The SSV-Seq 2.0 protocol improves the sequencing coverage along
regions of the rAAV genome that are both rich in GC and homopolymers
After sequencing of the DNA library prepared from the AAV8-CAG-GFP
vector following the PCR-free novel method, the sequencing reads were
passed through our dedicated bioinformatics pipeline, named SSV-Conta
(Lecomte et al., 2019). SSV-Conta is intended for the determination of
the proportion of residual DNA species in a rAAV batch and of the
analysis of the coverage along the vector genome. The percentage of
reads that passed the quality and adapter trimming steps were higher
than 94% for both protocols, although a slightly lower percentage was
observed for the PCR-free libraries (Supplementary Table S4).The filtered reads were then aligned to the vector plasmid to visualize
the sequencing coverage along the two GC-rich regions in the CAG
promoter described above. Using the PCR-free protocol, the coverage
along these regions was significantly restored compared to the
PCR-enriched protocol (Figure 4 ), indicating that the PCR
amplification step is one of the major causes of artefactual drop in the
sequencing coverage. In addition to the rAAV vector genome, read
alignment was realized for other DNA species, i.e. the vector plasmid
backbone, the helper plasmid and the HEK293 cell genome. The number of
reads aligned to each reference is shown in Supplementary Table
S5 . Overall, a minimum of 15.2 M and 23.8 M reads per sample was mapped
to the known references for the PCR-free and PCR protocol, respectively.

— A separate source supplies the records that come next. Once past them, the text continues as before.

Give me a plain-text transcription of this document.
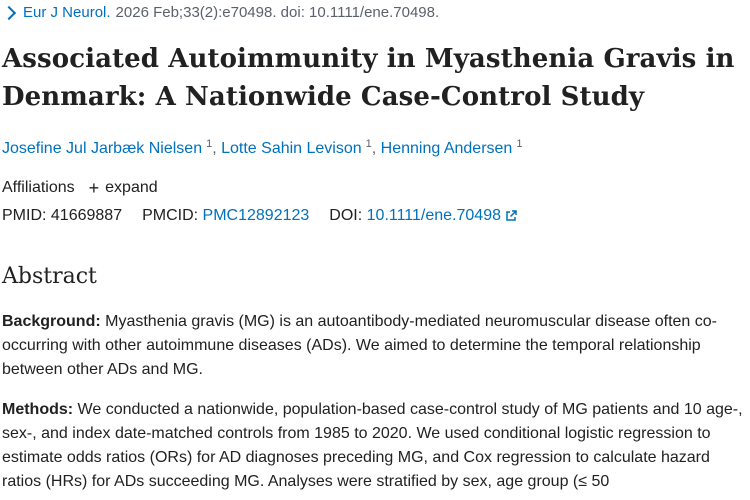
Eur J Neurol. 2026 Feb;33(2):e70498. doi: 10.1111/ene.70498.
Associated Autoimmunity in Myasthenia Gravis in Denmark: A Nationwide Case-Control Study
Josefine Jul Jarbæk Nielsen $^1$, Lotte Sahin Levison $^1$, Henning Andersen $^1$
Affiliations + expand
PMID:
41669887 PMCID:
PMC12892123 DOI:
10.1111/ene.70498
Abstract
Background: Myasthenia gravis (MG) is an autoantibody-mediated neuromuscular disease often co-occurring with other autoimmune diseases (ADs). We aimed to determine the temporal relationship between other ADs and MG.
Methods: We conducted a nationwide, population-based case-control study of MG patients and 10 age-, sex-, and index date-matched controls from 1985 to 2020. We used conditional logistic regression to estimate odds ratios (ORs) for AD diagnoses preceding MG, and Cox regression to calculate hazard ratios (HRs) for ADs succeeding MG. Analyses were stratified by sex, age group (≤ 50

Finally, the percentage of each DNA species was calculated as described
in Lecomte et al. (Lecomte et al., 2019) (Table 1 ). Similar to
the SSV-Seq method (Lecomte et al., 2015), the novel SSV-Seq 2.0
protocol is highly reproducible, as indicated by the coverage graph of
each replicate (Figure 4 ). Consistently with a better coverage
along the rAAV genome and less-biased sequencing of the GC-rich regions,
the optimized PCR-free method leads to a higher percentage of reads
aligned to the rAAV-CAG-GFP genome (93.9 ± 0.4% and 91.9 ± 0.3% of the
total mapped reads for PCR-free and PCR protocols, respectively). As
described in our previous study (Lecomte et al., 2015), the predominant
DNA contaminant originates from the vector plasmid backbone. The
relative percentage of this contaminant was reduced using the PCR-free
protocol, since more reads were attributed to the rAAV genome (5.7±0.4%
of the total mapped reads for SSV-Seq 2.0 compared to 7.6±0.3% for
SSV-Seq). Consequently, the SSV-Seq protocol slightly overestimates the
percentage of DNA contaminants when the rAAV vector genome is composed
of sequences that are difficult to amplify by PCR. In conclusion, the
SSV-Seq 2.0 method is the most accurate approach for the high-throughput
sequencing analysis of AAV vector genomes that contain regions with a
high level of GC and homopolymers.